For our sample, we are using SimpleScalable to strike a balance between availability and cost that works for most users. The default helm chart for loki is almost exactly what is needed for this mode, only minio storage needs to be configured:

loki.yaml

loki:
 schemaConfig:
   configs:
     - from: 2024-04-01
       store: tsdb
       object_store: s3
       schema: v13
       index:
         prefix: loki_index_
         period: 24h
 ingester:
   chunk_encoding: snappy
 tracing:
   enabled: true
 querier:
   # Default is 4, if you have enough memory and CPU you can increase, reduce if OOMing
   max_concurrent: 4

deploymentMode: SimpleScalable

# Enable minio for storage
minio:
 enabled: true
 rootUser: enterprise-logs
 rootPassword: supersecret

Make sure to change the rootUser and rootPassword variables to something more secure, then install it:

helm install loki -n monitoring --values loki.yaml grafana/loki

Once all pods are running, the loki instance is ready to receive logs.

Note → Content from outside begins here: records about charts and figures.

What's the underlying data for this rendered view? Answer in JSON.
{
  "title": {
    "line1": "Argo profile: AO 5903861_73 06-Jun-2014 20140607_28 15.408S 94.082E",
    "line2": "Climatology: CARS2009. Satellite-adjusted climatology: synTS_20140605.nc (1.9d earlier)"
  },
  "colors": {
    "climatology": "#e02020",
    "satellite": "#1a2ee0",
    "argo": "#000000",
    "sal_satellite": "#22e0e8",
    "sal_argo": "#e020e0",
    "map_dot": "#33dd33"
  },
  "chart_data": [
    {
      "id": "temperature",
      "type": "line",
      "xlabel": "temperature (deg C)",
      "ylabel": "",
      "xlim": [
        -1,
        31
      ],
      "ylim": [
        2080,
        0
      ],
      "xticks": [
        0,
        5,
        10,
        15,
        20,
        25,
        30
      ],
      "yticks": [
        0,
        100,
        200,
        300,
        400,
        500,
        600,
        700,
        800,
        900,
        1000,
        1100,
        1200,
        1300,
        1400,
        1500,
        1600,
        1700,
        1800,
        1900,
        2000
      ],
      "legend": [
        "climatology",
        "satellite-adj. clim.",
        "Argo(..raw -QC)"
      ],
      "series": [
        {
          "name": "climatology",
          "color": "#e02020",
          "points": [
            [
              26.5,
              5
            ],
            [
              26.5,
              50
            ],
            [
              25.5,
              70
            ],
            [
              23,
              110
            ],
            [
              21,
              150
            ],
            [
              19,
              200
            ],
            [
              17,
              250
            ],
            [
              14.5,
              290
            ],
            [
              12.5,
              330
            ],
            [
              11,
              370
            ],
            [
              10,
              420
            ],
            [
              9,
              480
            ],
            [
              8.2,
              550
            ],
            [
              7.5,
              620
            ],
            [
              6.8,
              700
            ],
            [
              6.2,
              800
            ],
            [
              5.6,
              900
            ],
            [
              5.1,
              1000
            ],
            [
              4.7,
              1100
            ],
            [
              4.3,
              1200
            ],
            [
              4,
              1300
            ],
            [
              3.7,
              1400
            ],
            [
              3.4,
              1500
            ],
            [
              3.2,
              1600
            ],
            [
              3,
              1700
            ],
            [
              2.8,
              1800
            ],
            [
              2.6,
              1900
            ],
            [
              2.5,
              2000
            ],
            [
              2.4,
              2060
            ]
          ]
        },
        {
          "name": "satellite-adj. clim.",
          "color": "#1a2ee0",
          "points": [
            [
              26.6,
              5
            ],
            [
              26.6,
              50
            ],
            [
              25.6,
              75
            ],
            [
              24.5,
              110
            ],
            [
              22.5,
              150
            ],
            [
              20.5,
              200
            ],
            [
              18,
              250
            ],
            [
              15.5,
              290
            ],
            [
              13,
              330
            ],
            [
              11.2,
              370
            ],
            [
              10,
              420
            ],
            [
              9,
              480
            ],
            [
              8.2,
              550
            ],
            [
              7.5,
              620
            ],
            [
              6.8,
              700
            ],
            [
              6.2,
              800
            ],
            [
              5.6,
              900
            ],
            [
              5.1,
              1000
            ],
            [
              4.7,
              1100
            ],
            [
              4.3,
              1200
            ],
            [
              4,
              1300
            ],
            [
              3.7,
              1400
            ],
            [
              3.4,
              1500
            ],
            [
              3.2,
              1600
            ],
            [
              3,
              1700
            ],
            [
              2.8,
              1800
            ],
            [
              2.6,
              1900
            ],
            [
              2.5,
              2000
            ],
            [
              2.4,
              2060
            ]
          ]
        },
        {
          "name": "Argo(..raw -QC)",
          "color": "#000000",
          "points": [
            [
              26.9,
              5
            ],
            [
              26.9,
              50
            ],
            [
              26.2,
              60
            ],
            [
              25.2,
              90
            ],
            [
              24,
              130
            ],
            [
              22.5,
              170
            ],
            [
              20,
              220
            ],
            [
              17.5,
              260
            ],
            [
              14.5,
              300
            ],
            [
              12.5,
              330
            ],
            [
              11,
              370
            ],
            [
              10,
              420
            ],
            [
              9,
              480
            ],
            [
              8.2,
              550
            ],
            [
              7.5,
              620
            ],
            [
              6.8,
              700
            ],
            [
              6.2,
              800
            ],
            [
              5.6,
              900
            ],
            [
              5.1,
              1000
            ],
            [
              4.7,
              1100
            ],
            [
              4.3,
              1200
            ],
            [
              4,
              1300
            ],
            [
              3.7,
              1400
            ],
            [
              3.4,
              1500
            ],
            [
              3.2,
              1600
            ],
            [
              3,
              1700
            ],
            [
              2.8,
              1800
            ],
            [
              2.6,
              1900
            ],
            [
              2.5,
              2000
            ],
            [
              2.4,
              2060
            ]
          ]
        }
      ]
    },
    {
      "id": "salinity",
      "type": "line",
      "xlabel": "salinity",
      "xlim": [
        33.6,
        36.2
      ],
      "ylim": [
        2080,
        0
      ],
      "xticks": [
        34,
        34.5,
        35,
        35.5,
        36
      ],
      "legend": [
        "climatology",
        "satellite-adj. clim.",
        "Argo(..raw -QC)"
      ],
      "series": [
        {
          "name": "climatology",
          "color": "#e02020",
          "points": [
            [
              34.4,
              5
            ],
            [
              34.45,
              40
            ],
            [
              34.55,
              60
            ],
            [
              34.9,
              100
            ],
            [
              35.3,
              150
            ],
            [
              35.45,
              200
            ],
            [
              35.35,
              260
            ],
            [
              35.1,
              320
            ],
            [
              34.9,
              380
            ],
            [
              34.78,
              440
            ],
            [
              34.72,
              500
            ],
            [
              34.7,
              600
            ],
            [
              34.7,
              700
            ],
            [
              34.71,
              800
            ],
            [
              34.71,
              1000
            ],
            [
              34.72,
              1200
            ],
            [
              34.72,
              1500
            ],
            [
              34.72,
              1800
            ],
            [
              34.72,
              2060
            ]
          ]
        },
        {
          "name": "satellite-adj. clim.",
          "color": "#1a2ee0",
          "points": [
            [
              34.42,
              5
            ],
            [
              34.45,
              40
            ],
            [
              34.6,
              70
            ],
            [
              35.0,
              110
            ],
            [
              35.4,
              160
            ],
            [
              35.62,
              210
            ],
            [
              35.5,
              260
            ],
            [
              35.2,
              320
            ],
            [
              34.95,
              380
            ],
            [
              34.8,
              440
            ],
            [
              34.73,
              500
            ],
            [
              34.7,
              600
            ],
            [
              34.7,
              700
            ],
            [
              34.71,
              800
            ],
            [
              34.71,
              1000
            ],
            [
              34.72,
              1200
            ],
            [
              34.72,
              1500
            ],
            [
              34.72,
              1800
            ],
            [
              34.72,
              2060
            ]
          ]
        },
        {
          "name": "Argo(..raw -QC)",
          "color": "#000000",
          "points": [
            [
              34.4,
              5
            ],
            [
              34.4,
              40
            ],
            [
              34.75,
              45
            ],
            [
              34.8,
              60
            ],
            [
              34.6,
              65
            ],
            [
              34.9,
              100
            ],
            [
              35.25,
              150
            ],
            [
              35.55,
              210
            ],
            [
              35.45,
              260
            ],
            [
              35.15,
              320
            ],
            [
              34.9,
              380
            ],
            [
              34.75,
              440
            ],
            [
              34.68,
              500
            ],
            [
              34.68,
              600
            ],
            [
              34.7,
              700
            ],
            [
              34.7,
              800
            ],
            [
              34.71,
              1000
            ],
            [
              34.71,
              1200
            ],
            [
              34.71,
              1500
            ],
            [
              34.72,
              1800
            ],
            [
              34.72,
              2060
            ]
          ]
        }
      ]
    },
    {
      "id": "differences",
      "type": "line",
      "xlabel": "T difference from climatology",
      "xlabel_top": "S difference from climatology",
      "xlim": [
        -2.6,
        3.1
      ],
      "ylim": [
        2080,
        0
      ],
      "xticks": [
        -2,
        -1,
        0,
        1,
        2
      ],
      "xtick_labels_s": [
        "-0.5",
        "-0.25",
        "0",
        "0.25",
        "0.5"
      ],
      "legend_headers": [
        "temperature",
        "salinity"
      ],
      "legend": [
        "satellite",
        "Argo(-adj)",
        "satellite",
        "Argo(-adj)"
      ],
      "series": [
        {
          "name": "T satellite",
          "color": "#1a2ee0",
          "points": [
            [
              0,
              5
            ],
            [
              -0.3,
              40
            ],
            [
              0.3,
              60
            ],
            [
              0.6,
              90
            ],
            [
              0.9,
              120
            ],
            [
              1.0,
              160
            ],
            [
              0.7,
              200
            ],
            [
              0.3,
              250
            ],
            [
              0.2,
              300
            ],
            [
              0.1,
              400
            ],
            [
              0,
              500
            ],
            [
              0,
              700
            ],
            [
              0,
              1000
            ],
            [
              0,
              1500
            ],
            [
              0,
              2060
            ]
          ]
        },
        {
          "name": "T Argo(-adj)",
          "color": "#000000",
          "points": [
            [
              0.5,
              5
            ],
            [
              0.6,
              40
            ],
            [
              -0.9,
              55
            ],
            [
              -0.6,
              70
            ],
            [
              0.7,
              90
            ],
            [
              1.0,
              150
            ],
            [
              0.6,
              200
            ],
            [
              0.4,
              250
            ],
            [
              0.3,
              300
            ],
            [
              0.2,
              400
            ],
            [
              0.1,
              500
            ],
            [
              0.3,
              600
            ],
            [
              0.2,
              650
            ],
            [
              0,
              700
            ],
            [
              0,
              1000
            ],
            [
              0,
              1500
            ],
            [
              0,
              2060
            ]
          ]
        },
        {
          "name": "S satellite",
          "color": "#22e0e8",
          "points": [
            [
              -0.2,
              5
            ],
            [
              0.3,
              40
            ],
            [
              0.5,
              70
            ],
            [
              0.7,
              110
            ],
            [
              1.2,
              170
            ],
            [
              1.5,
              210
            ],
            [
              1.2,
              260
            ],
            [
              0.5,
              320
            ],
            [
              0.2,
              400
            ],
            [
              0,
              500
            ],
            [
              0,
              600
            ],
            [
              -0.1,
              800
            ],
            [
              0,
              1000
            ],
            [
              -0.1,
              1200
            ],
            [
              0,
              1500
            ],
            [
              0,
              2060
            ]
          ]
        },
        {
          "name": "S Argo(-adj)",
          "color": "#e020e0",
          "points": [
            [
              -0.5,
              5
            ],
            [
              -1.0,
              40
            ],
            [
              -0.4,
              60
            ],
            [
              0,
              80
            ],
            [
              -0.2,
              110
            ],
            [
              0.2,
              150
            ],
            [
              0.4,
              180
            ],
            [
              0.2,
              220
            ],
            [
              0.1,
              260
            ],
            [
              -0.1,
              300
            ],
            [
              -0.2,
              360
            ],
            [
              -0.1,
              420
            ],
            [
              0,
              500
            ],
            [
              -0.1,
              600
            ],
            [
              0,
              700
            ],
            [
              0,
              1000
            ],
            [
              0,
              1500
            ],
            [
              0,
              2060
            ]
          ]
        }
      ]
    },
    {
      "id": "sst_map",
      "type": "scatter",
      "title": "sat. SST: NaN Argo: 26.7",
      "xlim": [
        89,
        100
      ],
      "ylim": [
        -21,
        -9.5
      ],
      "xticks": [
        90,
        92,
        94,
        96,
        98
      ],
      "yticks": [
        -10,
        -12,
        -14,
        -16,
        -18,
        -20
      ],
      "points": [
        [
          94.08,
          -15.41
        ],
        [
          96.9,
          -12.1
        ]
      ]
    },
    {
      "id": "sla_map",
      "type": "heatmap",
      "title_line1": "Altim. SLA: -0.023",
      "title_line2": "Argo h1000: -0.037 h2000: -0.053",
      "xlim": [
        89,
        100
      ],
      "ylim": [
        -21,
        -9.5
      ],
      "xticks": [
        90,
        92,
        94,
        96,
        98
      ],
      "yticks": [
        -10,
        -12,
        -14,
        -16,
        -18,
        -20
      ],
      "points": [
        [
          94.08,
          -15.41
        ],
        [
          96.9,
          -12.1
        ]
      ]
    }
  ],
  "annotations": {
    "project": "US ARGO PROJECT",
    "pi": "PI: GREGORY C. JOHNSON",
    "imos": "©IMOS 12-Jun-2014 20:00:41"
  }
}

Deploying a promtail daemonset

The last missing piece in the stack is promtail, to deliver logs from pods to loki. Since the loki instance is in the monitoring namespace, we have to alter the service url from the default value in the chart:

promtail.yaml

config:
# publish data to loki
 clients:
   - url: http://loki-gateway.monitoring.svc.cluster.local/loki/api/v1/push
     tenant_id: 1

Then the daemonset can be installed:

helm install promtail -n monitoring --values promtail.yaml grafana/promtail

Once all pods are up and running, logs from all pods should be delivered to the loki instance.




All that is left to do now is configure dashboards and alerts for your logs - but since there is no generic way to do this, you will have to do this step manually. Take some time to go over the LogQL and Grafana alerting functionality, to ensure you stay informed about every event that needs your attention.